Time Warner, which has agreed to be acquired by telecom giant AT&T in an $85.4 billion deal, expects the deal to provide drive “long-term value into the future,” chairman and CEO Jeff Bewkes said on Wednesday.
He made the comments on a conference call with analysts after the conglomerate reported its third-quarter earnings that also included various other questions about the mega-deal, which Wall Street has given a mixed reaction. Some media investors and analysts suggested it could run into regulatory hurdles and not bring all the benefits promised. Jefferies analyst John Janedis wrote in a report: “The deal will receive intense regulatory scrutiny.”
Bewkes on Wednesday again touted the “enormous” opportunities of the deal for innovation and the launch of new products, services and content types. He also reiterated that he and the heads of Time Warner’s three divisions, Warner Bros., HBO and Turner, are scheduled to remain with the company once the deal closes.
“I’m not going anywhere,” Bewkes reiterated past comments, saying he would be staying for “quite a period of transition” after the deal closes.
“Most of creative input comes from outside the company,” from creatives partnering with company executives, Bewkes also said amid a question about how HBO and other units will maintain their reputation for content excellence. “That’s the essence of Time Warner.”
Asked how Time Warner’s 10 percent Hulu stake would be affected by the stake, he said he expected “no change,” saying it is a passive stake and adding that “I don’t think the merger changes anything.”
But Bewkes said one effect of the deal on the digital space would be that it would add a competitor for Google and Facebook, which he said dominate digital advertising.

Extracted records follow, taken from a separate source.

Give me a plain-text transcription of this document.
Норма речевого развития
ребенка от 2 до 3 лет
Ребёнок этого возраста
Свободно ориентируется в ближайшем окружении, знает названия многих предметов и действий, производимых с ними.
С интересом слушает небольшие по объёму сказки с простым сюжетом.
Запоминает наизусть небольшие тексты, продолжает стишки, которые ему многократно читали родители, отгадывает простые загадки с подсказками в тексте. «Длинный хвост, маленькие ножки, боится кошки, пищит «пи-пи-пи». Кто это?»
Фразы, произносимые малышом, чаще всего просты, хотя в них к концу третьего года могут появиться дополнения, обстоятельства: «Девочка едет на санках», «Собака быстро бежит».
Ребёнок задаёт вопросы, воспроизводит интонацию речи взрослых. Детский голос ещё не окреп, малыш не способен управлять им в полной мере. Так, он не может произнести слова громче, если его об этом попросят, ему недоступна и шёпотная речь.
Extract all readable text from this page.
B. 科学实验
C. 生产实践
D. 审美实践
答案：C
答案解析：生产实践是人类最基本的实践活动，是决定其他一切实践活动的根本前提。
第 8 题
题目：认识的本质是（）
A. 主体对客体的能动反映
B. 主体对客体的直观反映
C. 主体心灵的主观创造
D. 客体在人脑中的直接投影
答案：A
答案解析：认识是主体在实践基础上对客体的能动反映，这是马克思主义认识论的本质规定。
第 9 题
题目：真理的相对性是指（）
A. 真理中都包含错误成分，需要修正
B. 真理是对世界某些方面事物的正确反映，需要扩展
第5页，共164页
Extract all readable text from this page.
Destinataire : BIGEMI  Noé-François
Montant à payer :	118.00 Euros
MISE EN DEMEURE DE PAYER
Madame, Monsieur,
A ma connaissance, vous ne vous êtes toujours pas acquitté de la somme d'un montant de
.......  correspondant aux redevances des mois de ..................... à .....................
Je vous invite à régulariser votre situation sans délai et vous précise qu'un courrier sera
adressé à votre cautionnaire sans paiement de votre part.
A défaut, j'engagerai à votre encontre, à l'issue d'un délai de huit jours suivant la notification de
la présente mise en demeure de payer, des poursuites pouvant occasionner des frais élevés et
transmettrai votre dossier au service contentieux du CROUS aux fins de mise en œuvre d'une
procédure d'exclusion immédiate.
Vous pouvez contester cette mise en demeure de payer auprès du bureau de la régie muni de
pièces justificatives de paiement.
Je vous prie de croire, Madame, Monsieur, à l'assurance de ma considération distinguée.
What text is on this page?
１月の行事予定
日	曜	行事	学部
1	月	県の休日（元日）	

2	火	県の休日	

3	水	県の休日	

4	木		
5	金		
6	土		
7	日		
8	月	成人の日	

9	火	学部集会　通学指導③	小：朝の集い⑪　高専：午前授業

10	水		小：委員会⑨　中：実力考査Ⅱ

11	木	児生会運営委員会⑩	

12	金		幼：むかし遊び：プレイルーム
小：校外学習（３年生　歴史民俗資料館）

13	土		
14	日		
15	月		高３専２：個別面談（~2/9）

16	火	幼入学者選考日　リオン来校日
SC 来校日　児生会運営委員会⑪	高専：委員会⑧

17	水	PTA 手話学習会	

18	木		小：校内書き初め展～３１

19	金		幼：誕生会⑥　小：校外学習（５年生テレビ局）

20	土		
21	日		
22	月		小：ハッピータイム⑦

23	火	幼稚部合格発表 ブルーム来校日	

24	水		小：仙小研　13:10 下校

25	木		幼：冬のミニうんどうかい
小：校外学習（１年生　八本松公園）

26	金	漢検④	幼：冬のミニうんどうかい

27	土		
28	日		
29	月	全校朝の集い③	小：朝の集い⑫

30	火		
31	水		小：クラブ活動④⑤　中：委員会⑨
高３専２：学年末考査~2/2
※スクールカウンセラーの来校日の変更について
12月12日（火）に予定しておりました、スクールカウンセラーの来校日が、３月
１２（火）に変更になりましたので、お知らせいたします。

The regulatory review of the AT&T deal was also a topic of debate. General counsel Paul Cappuccio said, when asked, that Time Warner has one broadcast license and a number of operating licenses and is currently “looking into [which], if any,” need to be transferred to AT&T. If there is such a transfer, the FCC would review the deal. If the company transfers to AT&T licenses allowing it to use public airwaves, which are FCC-regulated, the agency would be involved in the deal review in addition to the Justice Department, which checks for antitrust issues.
“There aren’t material licenses that are the bedrock of our business that AT&T would need,” suggested Cappuccio. Some observers have suggested TW could also sell licenses if they are not needed by AT&T but would draw an FCC review.
And Bewkes said the expectation remains that the deal would be completed by the end of 2017, if not earlier.
Asked if Time Warner had held talks with other potential buyers, Bewkes declined to address the issue and said he wants to instead focus on the transaction at hand.
Meanwhile, TW CFO Howard Averill said on the call that Warner Bros. was on track for a possible new record full-year adjusted operated income before depreciation and amortization.
And management said that the company’s consumer products business was having a record year. “This business can be an important growth driver going forward,” Bewkes said.